Isaac aimait discuter avec Lemuel, même si celui-ci le mettait quelque peu mal à l’aise. Pigeon était un profiteur, un mouchard, un fourgue… la quintessence même du second couteau. Il s’était façonné une petite chasse gardée lucrative par son zèle à jouer les intermédiaires. Paquets, informations, propositions, messages, exilés, marchandises : tout ce que deux personnes voulaient échanger sans se rencontrer face à face transitait par Lemuel. Il se révélait inestimable pour ceux qui, comme Isaac, voulaient draguer les eaux de la pègre sans se mouiller ni se salir les mains. De la même façon, les gens du milieu pouvaient s’assurer ses services pour tremper dans une Nouvelle-Crobuzon plus ou moins légale, sans échouer, impuissants, aux portes de la milice. Toutes les activités de Lemuel ne relevaient pas de ces deux univers, loin s’en faut ; certaines étaient tout à fait légales ou tout à fait illégales. Simplement, franchir les frontières représentait sa spécialité.

Là où Jeff VanderMeer construisait son extraordinaire « Cité des Saints et des Fous » par couches entremêlées d’anecdotes et de récits égrenés au long d’une riche trame historique, China Miéville concentre la sienne autour d’une aventure unique (à ce stade, car il y a eu des « suites »), aventure monstrueusement ramifiée, certes, mais respectant néanmoins les codes narratifs canoniques, qu’il dynamite pourtant par la très rare précision anatomique de son écriture d’une part, et par son utilisation métallurgiste des tropes consacrées au sein de plusieurs genres ou sous-genres, leur conférant une unité éblouissante (le site TV Tropes, avec une jolie mécanique « anti-spoilers » en recense une très grande partie, ici). Il est particulièrement impressionnant de réaliser la manière dont un auteur de 28 ans à l’époque intègre des sources déjà vénérables, que ce soient les « Amants étrangers » (1961) de Philip José Farmer, la « Machine à différences » (1990) de William Gibson et Bruce Sterling, le « Gormenghast » (1946-1959) de Mervyn Peake, déjà indiqué, le « Seigneur des Airs » (1971) de Michael Moorcock, ou encore le « Celui qui chuchotait dans les ténèbres » (1931) de H.P. Lovecraft, pour n’en citer que quelques-unes parmi les plus apparentes, pour en extraire une matière neuve, homogène sous ses myriades de fourmillements centrifuges, gothique et baroque dans son effrayante splendeur gluante, et ne cédant à aucun moment un seul pouce de terrain de grâce narrative et aventureuse au seul plaisir référentiel.
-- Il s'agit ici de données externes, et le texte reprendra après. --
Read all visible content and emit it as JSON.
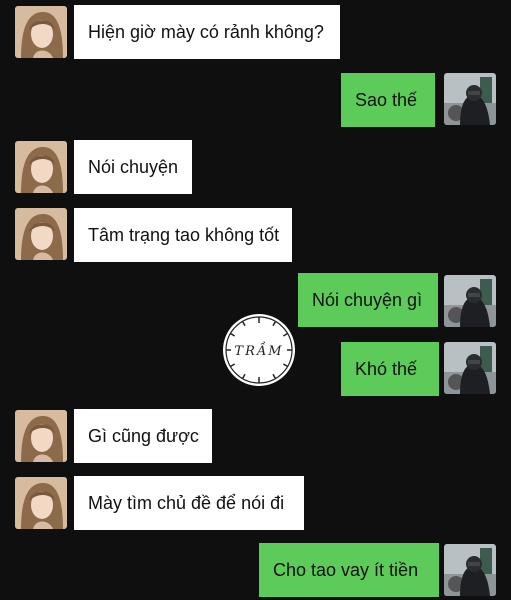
{
  "colors": {
    "background": "#0f0f0f",
    "incoming_bubble": "#ffffff",
    "outgoing_bubble": "#5ccb59",
    "text": "#111111"
  },
  "watermark": {
    "text": "TRẦM",
    "icon": "clock-seal-icon"
  },
  "messages": [
    {
      "side": "left",
      "text": "Hiện giờ mày có rảnh không?"
    },
    {
      "side": "right",
      "text": "Sao thế"
    },
    {
      "side": "left",
      "text": "Nói chuyện"
    },
    {
      "side": "left",
      "text": "Tâm trạng tao không tốt"
    },
    {
      "side": "right",
      "text": "Nói chuyện gì"
    },
    {
      "side": "right",
      "text": "Khó thế"
    },
    {
      "side": "left",
      "text": "Gì cũng được"
    },
    {
      "side": "left",
      "text": "Mày tìm chủ đề để nói đi"
    },
    {
      "side": "right",
      "text": "Cho tao vay ít tiền"
    }
  ]
}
De l’autre côté de la ville, à travers les venelles louches de Réverboue et les taudis de Malverse, dans l’enchevêtrement de canaux bouchés par la terre, à Crassecoude et dans les lotissements en déshérence de Chahuttes, dans certaines tours du Bec de Poix et la forêt de béton hostile du Palus-au-Chien, le mot avait circulé : Quelqu’un est prêt à acheter tout ce qui vole.
Lemuel, à l’instar d’un dieu, avait insufflé la vie à ce message et lui avait donné des ailes. Les voyous à la petite semaine l’avaient entendu de la bouche de revendeurs de drogue ; les marchands des quatre-saisons l’avaient transmis à des messieurs fanés ; des médecins au casier douteux le tenaient de videurs à mi-temps.
La demande d’Isaac avait balayé les masures et les cités-dortoirs. Elle avait parcouru l’architecture alternative que produisaient ces fosses d’aisance humaine.
Là où les maisons en cours de putréfaction surplombaient les cours, des passerelles en bois semblaient naître spontanément pour les relier entre elles, les connecter aux rues et aux ruelles où des bêtes de somme épuisées hissaient et descendaient des marchandises de troisième ordre : autant de ponts saillant comme des esquilles de membres au-dessus du cloaque des tranchées. Le message d’Isaac avait progressé dans la brisée des chats sauvages tout au long de cet horizon chaotique.
De petites expéditions d’aventuriers urbains avaient pris le train vers le sud par la Lavabo pour s’aventurer dans le Bois de Rude. Ils avaient longé les voies désertées aussi longtemps que possible, passant de bardeau en bardeau, dépassant la gare vide, dépourvue de nom, des confins de la forêt. Les quais avaient cédé la place à une verte luxuriance. Les rails étaient couverts de pissenlits, de digitales et de roses sauvages qui avaient percé, pugnaces, à travers la grave ferroviaire et qui, çà et là, pliaient le métal. Le merisier, le banian et la yeuse s’avançaient sur ces envahisseurs nerveux jusqu’à les encercler, les prendre dans leur piège sébacé.
Ils y étaient allés avec des sacs, des catapultes, de gros filets. Ils traînaient leurs gauches carcasses citadines à travers un fouillis de racines et d’ombres épaisses, vociférant, trébuchant et cassant des branches. Ils tentaient de repérer ce chant d’oiseau qui, résonnant de tous côtés, les désorientait. Ils effectuaient des analogies fallacieuses, inutiles, entre la ville et cette zone étrangère : « Si on peut s’y retrouver au Palus-au-Chien », avait péroré sottement et faussement l’un d’eux, « on peut trouver son chemin n’importe où ». Ils tournaient en rond, cherchant sans succès la tour de la milice perchée sur La Colline Vaudoise, invisible derrière les arbres.  Certains n’en revinrent pas.
La plupart réapparurent piqués, lacérés et furieux, les mains vides, grattant de la bardane. Ils auraient aussi bien pu pourchasser des spectres.
Certaines fois, ils avaient triomphé, et un tissu rêche était venu emmailloter quelque rossignol ou passereau du Bois de Rude, suscitant un chœur de vivats risible par son volume. Des frelons avaient enfoui leur harpon dans leurs bourreaux tandis qu’on les flanquait dans des jarres et des pots. Avec un peu de chance, leurs ravisseurs avaient pensé à percer des trous d’aération dans les couvercles.
Maints oiseaux et insectes avaient trépassé. Certains avaient survécu, pour être emmenés dans la cité sombre qui s’étendaient juste derrière la futaie.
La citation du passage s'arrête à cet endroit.